But does exercise have a sinister side that we’re not aware of? There is a common idea held by athletes that intense training for an endurance event, such as running a marathon, will leave one more susceptible to illnesses.
Exercise, especially prolonged or intense exercise, does impact your immune system. The immune system protects us from disease, so upsetting the balance of these essential cells and molecules could potentially leave us susceptible to increased risk of disease.
Neutrophils are the most abundant immune cells in our blood and ingest invading microbes. Following exercise, these cells increase in number in two waves: immediately after and several hours following exercise. But while the number of neutrophils increases, their ability to ingest, and therefore destroy, microbes actually decreases.
Numbers of natural killer cells, that help kill virally infected cells, have been shown to decrease during intense training periods in elite swimmers.
The first line of defence
Secretory IgA (sIgA) is an important protein that plays a major role in protecting us from respiratory infections.
It is found in sites throughout the body such as the intestines, the lungs and importantly in saliva. sIgA binds to bacteria and viruses as they enter the body and stops them from entering our cells.
Studies have shown that when the level of sIgA in saliva is high the risk of upper respiratory tract infections (URTIs) is low, and people with sIgA deficiency suffer from URTIs more than the general population.
A study of athletes who completed the Western States 100-mile (161km) Endurance Run found that overall salivary sIgA secretion dropped by almost half, and, interestingly, those that developed an URTI had the greatest decrease in sIgA levels in the saliva.
Why do these changes occur?
The cause of changes to the immune system following intense exercise is unclear, although numerous factors probably play a role including hormonal and psychological factors.
Supporting this, in one study, stress from competing in an international championship was associated with reduction of salivary IgA in both athletes and staff members.
Do these changes lead to illness?
Do changes to neutrophils and sIgA, as well as other changes to immune cells and molecules, result in an increased risk of infections?
The science is unclear, especially given that changes seem to be transient, but the “open window” theory suggests that these short-term changes may result in increased susceptibility to infection.
The “open window” hypothesis suggests that for a short period of time following exercise the athlete is more susceptible to any microbes they are exposed to during this time. While this proves an interesting idea, there have been no studies to support it.
Some authors suggest that vitamin C supplementation might contribute to decrease in post-exercise salivary cortisol. Other studies show that a high carbohydrate diet, or a diet high in beta-glucans (found in oats, barley and mushrooms) may have some benefits for salivary cortisol and/or IgA levels and hence for post-exercise URTI occurrence.

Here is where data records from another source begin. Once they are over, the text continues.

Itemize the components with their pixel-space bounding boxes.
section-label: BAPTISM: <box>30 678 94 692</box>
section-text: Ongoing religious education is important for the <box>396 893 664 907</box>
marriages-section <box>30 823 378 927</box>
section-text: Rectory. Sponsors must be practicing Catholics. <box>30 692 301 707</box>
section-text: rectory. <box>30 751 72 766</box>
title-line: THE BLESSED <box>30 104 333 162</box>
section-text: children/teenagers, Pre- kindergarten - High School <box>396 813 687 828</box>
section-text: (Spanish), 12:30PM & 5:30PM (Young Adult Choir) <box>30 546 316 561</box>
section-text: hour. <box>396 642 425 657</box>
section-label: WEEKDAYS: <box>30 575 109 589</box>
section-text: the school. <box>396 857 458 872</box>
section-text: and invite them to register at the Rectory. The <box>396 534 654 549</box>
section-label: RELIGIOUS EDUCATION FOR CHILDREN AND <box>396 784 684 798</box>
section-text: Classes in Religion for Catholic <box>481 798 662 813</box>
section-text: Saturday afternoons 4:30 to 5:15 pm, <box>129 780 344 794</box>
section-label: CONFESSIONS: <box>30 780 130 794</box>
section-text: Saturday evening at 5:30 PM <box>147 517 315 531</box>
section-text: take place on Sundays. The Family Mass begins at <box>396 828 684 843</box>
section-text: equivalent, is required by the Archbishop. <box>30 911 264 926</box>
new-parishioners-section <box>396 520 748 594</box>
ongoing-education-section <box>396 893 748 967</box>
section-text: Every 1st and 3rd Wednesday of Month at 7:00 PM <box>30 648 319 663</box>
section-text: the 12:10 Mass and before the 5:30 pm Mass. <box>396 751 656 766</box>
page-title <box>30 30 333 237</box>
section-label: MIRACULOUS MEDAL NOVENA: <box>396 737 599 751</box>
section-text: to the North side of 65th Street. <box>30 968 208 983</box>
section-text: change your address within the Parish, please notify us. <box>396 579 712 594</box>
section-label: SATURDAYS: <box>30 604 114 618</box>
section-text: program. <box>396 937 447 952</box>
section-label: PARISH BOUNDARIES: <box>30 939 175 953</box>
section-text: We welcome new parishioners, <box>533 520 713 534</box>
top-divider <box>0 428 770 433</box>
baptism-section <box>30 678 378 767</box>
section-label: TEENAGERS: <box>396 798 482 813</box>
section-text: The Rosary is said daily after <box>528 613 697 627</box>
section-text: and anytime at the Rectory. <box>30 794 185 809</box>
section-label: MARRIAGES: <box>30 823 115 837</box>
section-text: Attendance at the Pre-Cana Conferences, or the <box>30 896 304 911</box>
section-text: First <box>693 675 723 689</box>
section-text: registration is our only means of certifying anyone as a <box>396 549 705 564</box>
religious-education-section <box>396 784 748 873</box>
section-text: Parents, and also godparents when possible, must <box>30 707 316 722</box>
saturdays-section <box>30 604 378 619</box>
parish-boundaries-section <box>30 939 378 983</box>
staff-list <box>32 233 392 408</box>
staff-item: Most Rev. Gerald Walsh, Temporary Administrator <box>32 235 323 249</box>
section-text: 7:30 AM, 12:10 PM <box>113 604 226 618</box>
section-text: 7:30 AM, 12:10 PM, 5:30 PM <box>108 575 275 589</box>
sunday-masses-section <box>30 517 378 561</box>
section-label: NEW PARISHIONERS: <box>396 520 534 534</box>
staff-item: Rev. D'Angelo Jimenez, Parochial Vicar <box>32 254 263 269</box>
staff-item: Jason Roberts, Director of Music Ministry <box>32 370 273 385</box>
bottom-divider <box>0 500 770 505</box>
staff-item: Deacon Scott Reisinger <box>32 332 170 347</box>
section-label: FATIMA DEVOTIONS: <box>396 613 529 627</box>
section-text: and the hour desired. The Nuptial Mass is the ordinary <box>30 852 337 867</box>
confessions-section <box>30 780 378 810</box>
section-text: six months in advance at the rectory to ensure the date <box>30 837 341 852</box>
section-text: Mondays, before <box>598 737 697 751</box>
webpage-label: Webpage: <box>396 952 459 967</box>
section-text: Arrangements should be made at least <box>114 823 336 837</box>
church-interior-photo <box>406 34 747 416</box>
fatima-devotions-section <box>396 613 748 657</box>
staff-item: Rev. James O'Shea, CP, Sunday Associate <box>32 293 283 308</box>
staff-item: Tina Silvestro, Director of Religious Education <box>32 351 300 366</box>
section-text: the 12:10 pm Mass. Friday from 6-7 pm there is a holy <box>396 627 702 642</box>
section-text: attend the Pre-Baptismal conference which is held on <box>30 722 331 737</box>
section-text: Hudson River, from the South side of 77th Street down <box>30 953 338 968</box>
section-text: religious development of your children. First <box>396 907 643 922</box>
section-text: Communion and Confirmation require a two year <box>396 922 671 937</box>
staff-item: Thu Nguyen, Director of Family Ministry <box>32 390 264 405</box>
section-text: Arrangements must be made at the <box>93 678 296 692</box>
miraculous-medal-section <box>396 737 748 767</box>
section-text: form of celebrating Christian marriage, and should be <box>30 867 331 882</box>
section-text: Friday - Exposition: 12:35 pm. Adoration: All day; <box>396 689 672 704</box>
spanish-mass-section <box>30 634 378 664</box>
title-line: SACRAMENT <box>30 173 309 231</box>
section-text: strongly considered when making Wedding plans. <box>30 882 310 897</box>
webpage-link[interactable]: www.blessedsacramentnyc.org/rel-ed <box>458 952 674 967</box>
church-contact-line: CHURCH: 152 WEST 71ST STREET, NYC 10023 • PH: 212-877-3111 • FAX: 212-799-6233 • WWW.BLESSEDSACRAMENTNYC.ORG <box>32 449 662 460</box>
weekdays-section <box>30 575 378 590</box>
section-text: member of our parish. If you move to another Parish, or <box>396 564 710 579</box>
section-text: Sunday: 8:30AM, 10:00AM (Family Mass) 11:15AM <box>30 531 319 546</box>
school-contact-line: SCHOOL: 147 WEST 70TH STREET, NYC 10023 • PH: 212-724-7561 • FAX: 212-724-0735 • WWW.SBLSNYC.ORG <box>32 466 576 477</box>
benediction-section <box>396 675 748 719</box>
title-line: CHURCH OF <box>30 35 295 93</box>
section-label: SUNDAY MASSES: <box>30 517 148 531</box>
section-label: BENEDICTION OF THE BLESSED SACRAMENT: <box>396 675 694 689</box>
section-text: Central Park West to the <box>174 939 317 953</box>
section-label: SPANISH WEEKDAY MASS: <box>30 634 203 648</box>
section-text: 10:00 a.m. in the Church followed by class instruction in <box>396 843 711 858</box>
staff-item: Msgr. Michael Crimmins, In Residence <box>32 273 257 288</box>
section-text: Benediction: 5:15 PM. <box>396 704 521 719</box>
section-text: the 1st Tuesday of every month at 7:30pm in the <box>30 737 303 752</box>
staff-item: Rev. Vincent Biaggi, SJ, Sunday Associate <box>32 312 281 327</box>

So far, amongst all the nutrients tested in research, there is no expert recommendation on diet, but a high carbohydrate diet appears to be the best option.
The best ways to avoid illness during the training period and immediately before and after competition is to stay away from infectious people (always good advice!), wash hands regularly particularly before eating and avoiding, as much as possible, touching your face. A well-balanced diet, potentially high in carbohydrates, is recommended.
Moderate exercise is associated with positive effects in many areas of life and may be anti-inflammatory. More intense exercise may lead to changes in the immune system, but these seem to be short-lived and may be of little importance in overall health. So don’t let these changes put you off entering your first, or next, race!